AD is associated with changes in AhR signaling and reduced Nrf2 activity which has led researchers to believe that using therapies that target AhR may improve disease.

Lawrence F. Eichenfield

In this review, the authors discussed the rationale for targeting AhR in the treatment of AD based on the current understanding of the role of tapinarof cream 1% in the treatment of inflammatory skin disease.

Tapinarof is a nonsteroidal AhR agonist that is approved by the FDA for the treatment of plaque psoriasis in adults and is under investigation for the treatment of psoriasis and AD in children aged as young as 2 years and AD in adults.

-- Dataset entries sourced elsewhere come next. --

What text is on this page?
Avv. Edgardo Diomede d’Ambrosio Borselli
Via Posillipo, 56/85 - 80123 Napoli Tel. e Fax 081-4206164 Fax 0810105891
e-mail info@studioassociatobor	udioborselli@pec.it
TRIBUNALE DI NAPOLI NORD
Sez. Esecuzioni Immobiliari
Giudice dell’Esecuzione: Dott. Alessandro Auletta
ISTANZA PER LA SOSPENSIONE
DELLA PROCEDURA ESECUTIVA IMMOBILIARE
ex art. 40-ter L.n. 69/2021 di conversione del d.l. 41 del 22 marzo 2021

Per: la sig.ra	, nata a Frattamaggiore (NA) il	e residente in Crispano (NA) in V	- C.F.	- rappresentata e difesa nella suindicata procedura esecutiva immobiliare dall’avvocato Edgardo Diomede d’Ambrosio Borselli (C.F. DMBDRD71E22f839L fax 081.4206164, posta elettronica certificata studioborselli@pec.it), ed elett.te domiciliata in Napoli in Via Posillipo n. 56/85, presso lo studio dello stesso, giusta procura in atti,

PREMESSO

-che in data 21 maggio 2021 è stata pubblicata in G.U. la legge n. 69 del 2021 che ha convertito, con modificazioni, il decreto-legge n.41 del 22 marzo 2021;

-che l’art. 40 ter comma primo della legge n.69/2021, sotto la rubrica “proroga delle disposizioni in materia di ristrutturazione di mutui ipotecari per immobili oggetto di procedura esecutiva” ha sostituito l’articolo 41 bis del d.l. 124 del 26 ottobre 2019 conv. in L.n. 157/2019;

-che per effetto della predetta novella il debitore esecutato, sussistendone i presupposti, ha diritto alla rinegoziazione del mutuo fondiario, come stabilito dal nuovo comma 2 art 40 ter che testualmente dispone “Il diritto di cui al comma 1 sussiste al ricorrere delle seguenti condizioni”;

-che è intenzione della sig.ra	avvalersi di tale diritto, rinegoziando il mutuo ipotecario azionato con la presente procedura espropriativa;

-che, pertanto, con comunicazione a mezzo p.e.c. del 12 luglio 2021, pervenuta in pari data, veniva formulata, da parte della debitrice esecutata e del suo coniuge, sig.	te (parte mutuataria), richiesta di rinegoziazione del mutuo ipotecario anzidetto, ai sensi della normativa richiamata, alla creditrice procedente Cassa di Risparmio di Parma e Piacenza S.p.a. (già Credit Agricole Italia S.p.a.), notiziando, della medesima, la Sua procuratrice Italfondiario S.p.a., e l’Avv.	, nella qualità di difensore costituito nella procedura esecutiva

In two identical, 12-week, pivotal phase 3 trials, tapinarof demonstrated significant efficacy vs. vehicle and was well tolerated in adults with mild to severe plaque psoriasis. Additionally, in the ADORING phase 3 program, the drug performed well for the treatment of AD.

According to the authors, the efficacy of tapinarof can be attributed to its specific binding and activation of AhR. This presents many benefits to patients with AD.

First, targeting AhR results in the downregulation of pro-inflammatory cytokines that are implicated in the pathogenesis of AD. Activating AhR also normalizes the skin-barrier function by increasing the expression of skin-barrier proteins such as filaggrin, loricrin, hornerin and involucrin. Lastly, tapinarof’s mechanism of action increases antioxidant responses by activating Nrf2.

“Clinical trials with tapinarof ... validate AhR as a therapeutic target for the treatment of inflammatory skin diseases,” the authors said. “The targeting of transcription factors such as AhR represents a novel approach to AD therapy, distinct from treatments that target specific cytokines and enzymes.”